Transcript abundances were measured in individual lacrimal glands from groups of rabbits that had experienced five different environmental conditions: cool, temperate, hot, dry, and hot and dry. Transcripts were sorted into clusters on the basis of deviations from heuristics for quantitative relationships to the environmental variables and on the basis of strong and significant correlations.
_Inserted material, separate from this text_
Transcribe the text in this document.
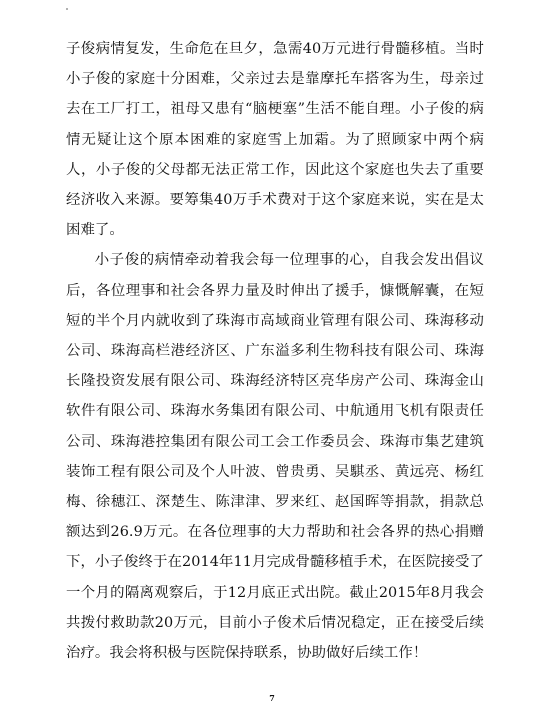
子俊病情复发，生命危在旦夕，急需40万元进行骨髓移植。当时小子俊的家庭十分困难，父亲过去是靠摩托车搭客为生，母亲过去在工厂打工，祖母又患有“脑梗塞”生活不能自理。小子俊的病情无疑让这个原本困难的家庭雪上加霜。为了照顾家中两个病人，小子俊的父母都无法正常工作，因此这个家庭也失去了重要经济收入来源。要筹集40万手术费对于这个家庭来说，实在是太困难了。

小子俊的病情牵动着我会每一位理事的心，自我会发出倡议后，各位理事和社会各界力量及时伸出了援手，慷慨解囊，在短短的半个月内就收到了珠海市高域商业管理有限公司、珠海移动公司、珠海高栏港经济区、广东溢多利生物科技有限公司、珠海长隆投资发展有限公司、珠海经济特区亮华房产公司、珠海金山软件有限公司、珠海水务集团有限公司、中航通用飞机有限责任公司、珠海港控集团有限公司工会工作委员会、珠海市集艺建筑装饰工程有限公司及个人叶波、曾贵勇、吴騏丞、黄远亮、杨红梅、徐穗江、深楚生、陈津津、罗来红、赵国晖等捐款，捐款总额达到26.9万元。在各位理事的大力帮助和社会各界的热心捐赠下，小子俊终于在2014年11月完成骨髓移植手术，在医院接受了一个月的隔离观察后，于12月底正式出院。截止2015年8月我会共拨付救助款20万元，目前小子俊术后情况稳定，正在接受后续治疗。我会将积极与医院保持联系，协助做好后续工作！

7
The abundances of mRNAs for IL−4, IL−6, BAFF, and IL−10 increased exponentially with increasing dryness. IL−6 and IL−10 were consistently associated with CTLA-4 and CD8, but IL−4 and BAFF were associated with the T cell surface proteins only above a threshold of dryness. Each of the four cytokine transcripts sorted to a different cluster, suggesting that each was expressed by a different T cell type. Heat augmented BAFF above the exponential growth heuristic, but in the hot setting BAFF associated with IL−4 inversely (ρ = −0.961, P = 0.038). The combination of heat and dryness augmented IL−4 above the exponential growth heuristic, and in that setting BAFF associated with IL−4 positively (ρ = 0.789, P = 0.020). mRNAs for CCL21 and CXCL13 were associated with mRNAs for CD4, CD3ε, and CD3ζ, but they sorted to different clusters. CCL21 mRNA increased exponentially with increasing heat. Dryness suppressed CCL21 below the exponential growth heuristic. The relationship between CXCL13 and heat was biphasic; it was suppressed below the exponential growth heuristic in the hot and hot and dry settings.
Non-diseased lacrimal glands host populations of T cells expressing transcripts for chemokines and cytokines that may come to be involved in ectopic lymphoid tissue formation. The cytokine- and chemokine-expressing cells are regulated differently, and environmental stresses promoting exponential expansion of one type or the other would produce quite different immunopathologies. Negative feedback interactions prevent formation of B cell inductive tissue. It may be that Sjögren’s pathogenesis depends on abrogation of the negative regulatory signals.